Sailors recover a high-altitude surveillance balloon off the coast of Myrtle Beach, S.C., Feb. 5, 2023. U.S. Navy photo.

The Chinese spy balloon that lingered over Montana for a while last week reminded us of reports of an earlier, more hostile balloon that bombed Wyoming during World War II. What? Wyoming was bombed? Well, yes, apparently.

Members of the public first spotted last week’s balloon on Wednesday, Feb. 1, about 60,000 feet above Montana. For a few hours, authorities closed the Billings airport. By Saturday, the balloon had drifted across the continental U.S. That afternoon the U.S. Air Force shot it down over coastal waters off South Carolina. Sunday, the Navy recovered parts of the balloon.

The incident brought on a lot of finger-pointing between Republicans and Democrats. Secretary of State Anthony Blinken canceled a long-planned trip to China to confer with his counterpart, Wang Yi, on current tensions between the two nations.
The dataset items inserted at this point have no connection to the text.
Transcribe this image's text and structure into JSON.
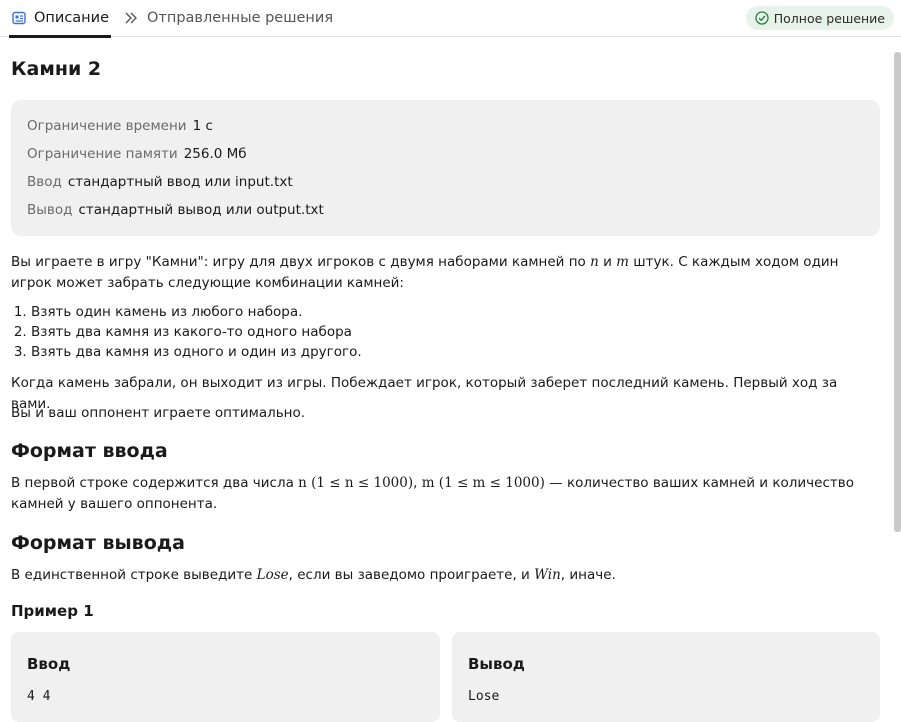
{
  "tabs": {
    "description": "Описание",
    "submissions": "Отправленные решения"
  },
  "badge": "Полное решение",
  "problem": {
    "title": "Камни 2",
    "limits": [
      {
        "key": "Ограничение времени",
        "value": "1 с"
      },
      {
        "key": "Ограничение памяти",
        "value": "256.0 Мб"
      },
      {
        "key": "Ввод",
        "value": "стандартный ввод или input.txt"
      },
      {
        "key": "Вывод",
        "value": "стандартный вывод или output.txt"
      }
    ],
    "statement": {
      "intro_a": "Вы играете в игру \"Камни\": игру для двух игроков с двумя наборами камней по ",
      "n": "n",
      "and": " и ",
      "m": "m",
      "intro_b": " штук. С каждым ходом один игрок может забрать следующие комбинации камней:",
      "moves": [
        "Взять один камень из любого набора.",
        "Взять два камня из какого-то одного набора",
        "Взять два камня из одного и один из другого."
      ],
      "rule": "Когда камень забрали, он выходит из игры. Побеждает игрок, который заберет последний камень. Первый ход за вами.",
      "optimal": "Вы и ваш оппонент играете оптимально."
    },
    "input_format": {
      "heading": "Формат ввода",
      "text_a": "В первой строке содержится два числа ",
      "n_constraint": "n (1 ≤ n ≤ 1000)",
      "comma": ", ",
      "m_constraint": "m (1 ≤ m ≤ 1000)",
      "text_b": " — количество ваших камней и количество камней у вашего оппонента."
    },
    "output_format": {
      "heading": "Формат вывода",
      "text_a": "В единственной строке выведите ",
      "lose": "Lose",
      "text_b": ", если вы заведомо проиграете, и ",
      "win": "Win",
      "text_c": ", иначе."
    },
    "example": {
      "heading": "Пример 1",
      "input_label": "Ввод",
      "input_value": "4 4",
      "output_label": "Вывод",
      "output_value": "Lose"
    }
  }
}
The National Security Agency has since revealed that other Chinese spy-balloon flyovers happened three times during the Trump administration and at least once, before this, during the Biden years.

Late in 1944, however, events seem to have been more haphazard, more dangerous and much more secret. Tom Mast’s wide-ranging WyoHistory.org article, Wyoming and World War II, tells how the Japanese armed high-altitude balloons with explosive devices and allowed them to float toward the U.S. to at least damage American morale, if not kill people. In Oregon, a woman and several children were killed after trying to retrieve a downed balloon. In Wyoming, one bomb seems to have landed and perhaps exploded near Thermopolis. 

But the U.S. government pressured news outlets not to report such incidents to keep the Japanese in the dark about the effectiveness of their attempts. Unlike last week, when we received almost hourly reports of the balloon’s progress, the wartime newspapers and radio stations complied. So, 78 years later, it’s still hard to know exactly what happened.